The firm’s latest Miami Herald “Real Estate Counselor” column was authored by Eduardo J. Valdes and appears in today’s edition of the newspaper. The article, which is titled “Takeaways From Ruling Over Dispute at Hollywood Condo,” focuses on a recent decision over a dispute at the Hollywood Station Condominium by Florida’s Fourth District Court of Appeal that illustrates one potential outcome for community association lawsuits brought by concerned unit owners. His article reads:
. . . The case pitted Tara Ezer, a unit owner at the condominium and member of its association, against the association and six members of its board of directors. Her suit alleged that the directors violated the community’s bylaws by obtaining a loan without unit owner approval to fund material alterations to the common elements, and they misrepresented how the association would pay for the project.
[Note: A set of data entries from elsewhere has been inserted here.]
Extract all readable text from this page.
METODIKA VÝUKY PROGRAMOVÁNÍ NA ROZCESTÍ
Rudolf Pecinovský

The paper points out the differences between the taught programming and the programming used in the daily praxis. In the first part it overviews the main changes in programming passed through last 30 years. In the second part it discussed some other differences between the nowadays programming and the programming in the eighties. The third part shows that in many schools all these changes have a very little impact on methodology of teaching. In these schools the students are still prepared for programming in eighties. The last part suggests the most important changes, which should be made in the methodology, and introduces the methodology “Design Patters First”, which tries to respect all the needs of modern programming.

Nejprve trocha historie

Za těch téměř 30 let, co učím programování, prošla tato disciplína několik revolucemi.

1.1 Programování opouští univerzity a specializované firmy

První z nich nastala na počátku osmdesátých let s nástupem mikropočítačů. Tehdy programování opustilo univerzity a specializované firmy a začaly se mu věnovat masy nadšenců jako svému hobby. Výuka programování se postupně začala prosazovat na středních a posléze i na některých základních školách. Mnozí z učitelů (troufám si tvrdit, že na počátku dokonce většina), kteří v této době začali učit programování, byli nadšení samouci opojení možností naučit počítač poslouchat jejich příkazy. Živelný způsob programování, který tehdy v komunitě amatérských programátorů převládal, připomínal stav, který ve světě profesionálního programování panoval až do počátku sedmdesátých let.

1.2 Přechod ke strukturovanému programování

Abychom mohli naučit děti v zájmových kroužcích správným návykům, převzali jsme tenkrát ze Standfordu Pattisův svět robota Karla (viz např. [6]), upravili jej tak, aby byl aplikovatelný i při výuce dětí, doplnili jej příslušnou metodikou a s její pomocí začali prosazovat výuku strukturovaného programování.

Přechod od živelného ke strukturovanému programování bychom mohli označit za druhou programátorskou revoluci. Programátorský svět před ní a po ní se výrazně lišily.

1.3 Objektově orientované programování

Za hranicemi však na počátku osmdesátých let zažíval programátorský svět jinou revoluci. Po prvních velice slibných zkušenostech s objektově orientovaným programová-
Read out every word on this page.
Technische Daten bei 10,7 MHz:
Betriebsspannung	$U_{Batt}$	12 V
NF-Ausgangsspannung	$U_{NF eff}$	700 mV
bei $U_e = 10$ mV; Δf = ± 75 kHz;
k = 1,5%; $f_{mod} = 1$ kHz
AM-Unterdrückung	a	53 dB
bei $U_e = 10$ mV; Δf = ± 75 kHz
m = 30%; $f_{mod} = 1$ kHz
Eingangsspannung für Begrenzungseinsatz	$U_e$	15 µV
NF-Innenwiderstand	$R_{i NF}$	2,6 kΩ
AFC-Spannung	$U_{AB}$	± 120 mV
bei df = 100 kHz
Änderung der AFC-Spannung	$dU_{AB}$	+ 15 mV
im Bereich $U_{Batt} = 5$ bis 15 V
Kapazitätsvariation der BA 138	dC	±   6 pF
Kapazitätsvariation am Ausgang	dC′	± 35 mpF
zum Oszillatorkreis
Ezer’s lawsuit was a derivative action where one or more shareholders file suit in the name of a corporation against its officers and/or directors over its management/finances. The lawsuit sought an injunction to stop the alterations and requested the appointment of a receiver to manage the affairs of the condominium. It also sought damages from the defendant directors for breaches of fiduciary duties, civil conspiracy, and aiding and abetting fraud.
The case first arose in September 2020 when Ezer provided the board of directors with a letter summarizing her claims, which was followed by the filing of the lawsuit the very next month. In accordance with Florida law, the association responded to Ezer’s letter by commencing an investigation on the allegations to be led by an independent committee.